5.      Langkah Pengadministrasian DCM
a.      Perencanaan
1)     Menetapkan waktu, sasaran dan jumlah peserta didik yang akan mendapat layanan asesmen
2)     Menyiapkan lembar asaesmen DCM sesuai jumlah peserta didik
3)     Menyiapkan lembar jawaban DCM
4)     Menyiapkan ruang dengan situasi tenang, pencahayaan baik, kursi yang nyaman
b.      Pelaksanaan
1)      Memberikan verbal setting sebelum mulai (menjelaskan tujuan, manfaat dan kerahasiaan)
2)      Meminta individu untuk menyiapkan alat tulis
3)      Menyediakan buku dan lembar jawaban DCM
4)      Memberi intruksi cara pengerjaan DCM
5)      Menginformasikan bahwa pengerjaan DCM tidak memiiki batas waktu
6)      Melakukan pemeriksaan ketepatan peserta didik dalam mengisi DCM
7)      Mengumpulakan kembali buku dan lembar jawaban hasil pengisian DCM
c.       Pengolahan hasil
1)      Konselor melakukan penglahan hasil DCM dengan melakukan penghitungan secara kuantitatif menggunakan format tabulasi pengolahan dan rumus yang telah ditetapkan
2)      Berdasarkan hasil pengolahanya secara kuantitatif, kenselor melakukan analisis kualitatif
3)      Pengolahan hasil DCM harus dilakukan paling lambat satu minggu setelah pengisian, mengingat permasalahan individu bersifat dinamis dan bisa mengalami perubahan
6.      Pemanfaatan Daftar Cek Masalah dalam Bimbingan dan Konseling
a.      Pada proses pelaksanaanya bersifat efisien karena pelaksaan DCM silakukan secara klasikal, sehingga guru BK dalam waktu singkat akan memperoleh waktu yang banyak
b.      Sistemasi jenis masalah yang dikelompokan dalam berbagai bidang mempermudah guru bimbingan dan konseling untuk melakukan analisis dari sintesa data serta merumuskan kesimpulan masalah yang dialami peserta didik
c.       Konselor lebih mengenal peserta didiknya yang membutuhkan bantuan segera
d.      Konselor memiliki peta masalah individu maupun kelompok
e.      Hasil DCM dapat digunakan sebagai landasan penetapan layanan bimbingan dan konseling yang sesuai dengan kondisi dan kebutuhan peserta didik
f.        Peserta didik dapat memahami masalah yang dialaminya dan memahami apakan dirinya memerlukan bantuan atau tidak
DAFTAR PUSTAKA

Komalasari, gantina, dkk. 2011. Asesmen teknik non tes dalam perspektif BK komperhensif.
            Jakarta.

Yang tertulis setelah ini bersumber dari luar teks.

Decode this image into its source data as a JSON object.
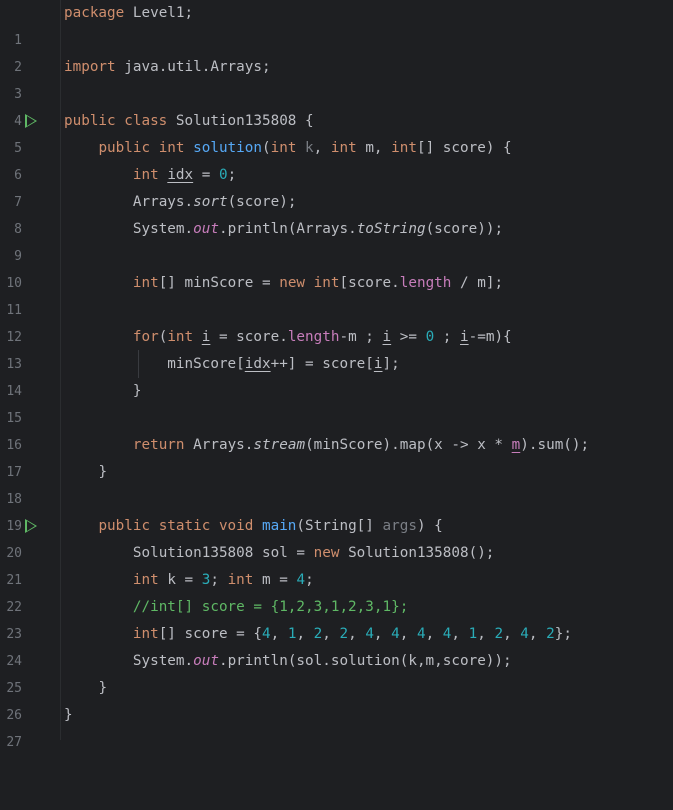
{
  "editor": {
    "lines": [
      {
        "n": "1"
      },
      {
        "n": "2"
      },
      {
        "n": "3"
      },
      {
        "n": "4"
      },
      {
        "n": "5"
      },
      {
        "n": "6"
      },
      {
        "n": "7"
      },
      {
        "n": "8"
      },
      {
        "n": "9"
      },
      {
        "n": "10"
      },
      {
        "n": "11"
      },
      {
        "n": "12"
      },
      {
        "n": "13"
      },
      {
        "n": "14"
      },
      {
        "n": "15"
      },
      {
        "n": "16"
      },
      {
        "n": "17"
      },
      {
        "n": "18"
      },
      {
        "n": "19"
      },
      {
        "n": "20"
      },
      {
        "n": "21"
      },
      {
        "n": "22"
      },
      {
        "n": "23"
      },
      {
        "n": "24"
      },
      {
        "n": "25"
      },
      {
        "n": "26"
      },
      {
        "n": "27"
      }
    ],
    "code": {
      "l1": {
        "kw": "package",
        "rest": " Level1;"
      },
      "l3": {
        "kw": "import",
        "rest": " java.util.Arrays;"
      },
      "l5": {
        "kw": "public class",
        "rest": " Solution135808 {"
      },
      "l6": {
        "kw1": "public int ",
        "fn": "solution",
        "p1": "(",
        "kw2": "int ",
        "p2": "k",
        ", ": "",
        "sep1": ", ",
        "kw3": "int ",
        "p3": "m, ",
        "kw4": "int",
        "p4": "[] score) {"
      },
      "l7": {
        "kw": "int ",
        "var": "idx",
        "eq": " = ",
        "num": "0",
        "end": ";"
      },
      "l8": {
        "a": "Arrays.",
        "m": "sort",
        "b": "(score);"
      },
      "l9": {
        "a": "System.",
        "f": "out",
        "b": ".println(Arrays.",
        "m": "toString",
        "c": "(score));"
      },
      "l11": {
        "kw": "int",
        "a": "[] minScore = ",
        "kw2": "new ",
        "kw3": "int",
        "b": "[score.",
        "f": "length",
        "c": " / m];"
      },
      "l13": {
        "kw": "for",
        "a": "(",
        "kw2": "int ",
        "v1": "i",
        "b": " = score.",
        "f": "length",
        "c": "-m ; ",
        "v2": "i",
        "d": " >= ",
        "num": "0",
        "e": " ; ",
        "v3": "i",
        "g": "-=m){"
      },
      "l14": {
        "a": "minScore[",
        "v1": "idx",
        "b": "++] = score[",
        "v2": "i",
        "c": "];"
      },
      "l15": {
        "a": "}"
      },
      "l17": {
        "kw": "return ",
        "a": "Arrays.",
        "m": "stream",
        "b": "(minScore).map(x -> x * ",
        "v": "m",
        "c": ").sum();"
      },
      "l18": {
        "a": "}"
      },
      "l20": {
        "kw": "public static void ",
        "fn": "main",
        "a": "(String[] ",
        "p": "args",
        "b": ") {"
      },
      "l21": {
        "a": "Solution135808 sol = ",
        "kw": "new ",
        "b": "Solution135808();"
      },
      "l22": {
        "kw1": "int ",
        "a": "k = ",
        "n1": "3",
        "b": "; ",
        "kw2": "int ",
        "c": "m = ",
        "n2": "4",
        "d": ";"
      },
      "l23": {
        "comment": "//int[] score = {1,2,3,1,2,3,1};"
      },
      "l24": {
        "kw": "int",
        "a": "[] score = {",
        "nums": [
          "4",
          "1",
          "2",
          "2",
          "4",
          "4",
          "4",
          "4",
          "1",
          "2",
          "4",
          "2"
        ],
        "sep": ", ",
        "b": "};"
      },
      "l25": {
        "a": "System.",
        "f": "out",
        "b": ".println(sol.solution(k,m,score));"
      },
      "l26": {
        "a": "}"
      },
      "l27": {
        "a": "}"
      }
    }
  },
  "colors": {
    "background": "#1e1f22",
    "keyword": "#cf8e6d",
    "function": "#56a8f5",
    "number": "#2aacb8",
    "field": "#c77dbb",
    "comment": "#5fb865",
    "run_icon": "#5fb865"
  }
}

PT. Indeks
Mastur (2012). Tentang dcm daftar cek masalah. https://mintotolus.wordpress.com (on
            line) diakses 16 april 2016 21:48
Mahendra, juftiar (2013). Studi tentang pelaksanaan aplikasi instrumentasi bimbingan dan
konseling di smp dan sma negri kota sumenep. http://ejournal.unesa.ac.id (on line) diakses 3
            mei 2016 00:38
Katresna (2O10). Daftar cek masalah. http://katresna72.wordpress.com (on line) diakses 2
            Mei 2016 23:39
Triyanto, agus (2011). Aplikasi daftar cek maslah untuk layanan bimbingan dan konseling.